Books

What do people who’ve lost everything bring with them?

Stephanie Saldaña reminds us that refugees carry a whole world inside them.

The question that Stephanie Saldaña poses in this book is a paradoxical one: What do people who’ve lost everything carry with them? She travels across the Middle East and Europe, going into war-torn places and in search of war-torn people, to ask them about what they’ve carried with them. The answers are not infrequently literal: a bar of soap that smells like home, a musical instrument, a kind of candy. But that isn’t really what Saldaña most wants to know.

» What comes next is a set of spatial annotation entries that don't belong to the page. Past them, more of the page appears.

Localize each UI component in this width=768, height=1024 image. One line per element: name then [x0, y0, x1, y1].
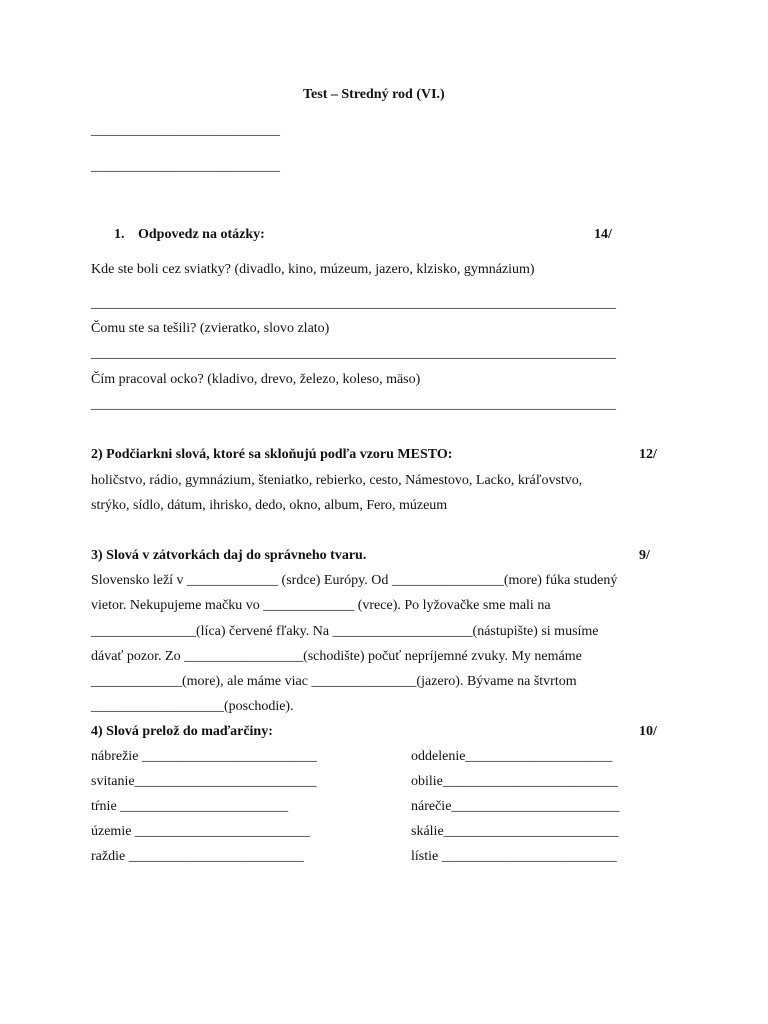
translate-item-right: lístie _________________________ [411, 849, 617, 864]
task-3-heading: 3) Slová v zátvorkách daj do správneho tvaru. [91, 548, 367, 563]
task-2-heading: 2) Podčiarkni slová, ktoré sa skloňujú podľa vzoru MESTO: [91, 447, 453, 462]
translate-item-right: oddelenie_____________________ [411, 749, 613, 764]
task-3-points: 9/ [639, 548, 650, 563]
class-blank-line: ___________________________ [91, 159, 280, 174]
task-3-text-line: ___________________(poschodie). [91, 699, 294, 714]
answer-line: ___________________________________________________________________________ [91, 346, 616, 361]
translate-item-left: nábrežie _________________________ [91, 749, 317, 764]
name-blank-line: ___________________________ [91, 123, 280, 138]
task-2-word-list-line: strýko, sídlo, dátum, ihrisko, dedo, okno, album, Fero, múzeum [91, 498, 448, 513]
translate-item-left: tŕnie ________________________ [91, 799, 289, 814]
task-3-text-line: _____________(more), ale máme viac _______________(jazero). Bývame na štvrtom [91, 674, 577, 689]
task-1-number: 1. [114, 227, 125, 242]
translate-item-right: nárečie________________________ [411, 799, 620, 814]
task-3-text-line: _______________(líca) červené fľaky. Na ____________________(nástupište) si musíme [91, 624, 599, 639]
translate-item-right: obilie_________________________ [411, 774, 618, 789]
task-1-question-2: Čomu ste sa tešili? (zvieratko, slovo zlato) [91, 321, 330, 336]
document-title: Test – Stredný rod (VI.) [303, 87, 445, 102]
translate-item-right: skálie_________________________ [411, 824, 619, 839]
task-1-question-3: Čím pracoval ocko? (kladivo, drevo, železo, koleso, mäso) [91, 372, 421, 387]
task-1-question-1: Kde ste boli cez sviatky? (divadlo, kino, múzeum, jazero, klzisko, gymnázium) [91, 262, 535, 277]
task-2-word-list-line: holičstvo, rádio, gymnázium, šteniatko, rebierko, cesto, Námestovo, Lacko, kráľovstvo, [91, 473, 583, 488]
answer-line: ___________________________________________________________________________ [91, 397, 616, 412]
translate-item-left: raždie _________________________ [91, 849, 304, 864]
task-4-heading: 4) Slová prelož do maďarčiny: [91, 724, 273, 739]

Before we talk about remainders, Saldaña asks us to comprehend the loss. The UN has documented that every day an average of 44,000 people leave their homes due to conflict and persecution. The civil war in Syria, the Russian invasion of Ukraine, the ongoing conflicts in Sudan, and the political situations in Eritrea, Iran, and Afghanistan have all contributed to this worldwide refugee crisis. Religions, languages, musical and literary traditions, architecture, and whole ways of life have been devastated. But sometimes you can only comprehend the loss by staring at the remainders.

Because of Saldaña’s own personal history—she is the author of two captivating memoirs about her life in the Middle East and how she came to learn Arabic—she focuses on the stories of refugees who fled conflict in Iraq and Syria, especially amid the catastrophic rise of ISIS in these regions and the effects of civil war. She goes in search of what refugees carried when they fled their homes.